My daughter was born in July 2021 and I took two weeks off (as allowed under state law – as paternal leave) which was approved by management. After I return from leave I am told that things have had to shift a bit since I’ve not been there and they need me to take on more clients (sales). At the same time the Ops Manager is (what felt like) dangling a carrot in front of me by moving my desk to the Ops office but I’m still working 80% as an Account Manager and the rest of my time is spent doing busy work for her that she’s trying to mask as ‘ops experience’ – meanwhile what I’m actually doing is editing her excel spreadsheets.
By September 2021 my daughter is two months old and as parents, my wife and I felt as though we struggled at every point. On September 12th I had what I could only describe as a panic attack/breakdown feeling immense pressure both on the work front and as a new father as well. I told my wife that though I was well aware of my responsibilities, that I couldn’t bear the owner anymore and the Ops manager keeps relying on my kindness and loyalty to this ‘family run business’. My amazing wife told me that if I can’t do it anymore then I have her full support and I could leave whenever I wanted to.

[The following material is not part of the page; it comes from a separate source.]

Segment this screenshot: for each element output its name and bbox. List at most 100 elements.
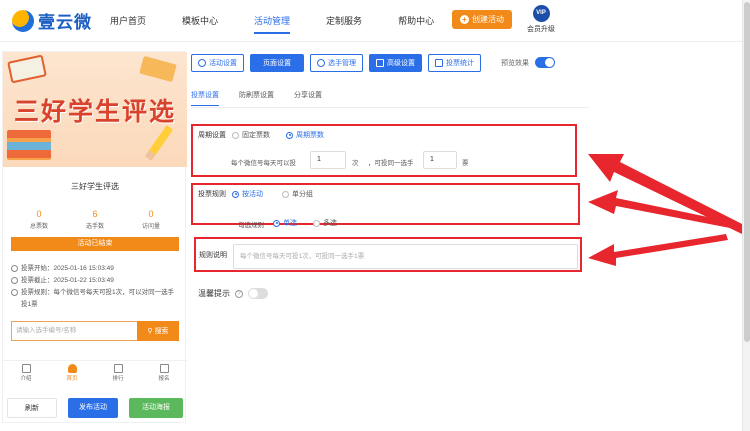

I resigned on 15th October 2021 and my last day was 5th November 2021. I’ve now completed tertiary study in a field I’m interested in and will commence work in the next few weeks. I’ve never been happier.
My point is, never EVER settle for less than what you’re worth and never think it’s too late to ‘start again’.
I’m 28 years old with a wife and child and I’m starting fresh in a new industry (I will be working for myself). Though I’m nervous about this new journey, the fact that I’m a better husband and father and better person to be around makes it all 100% worth it.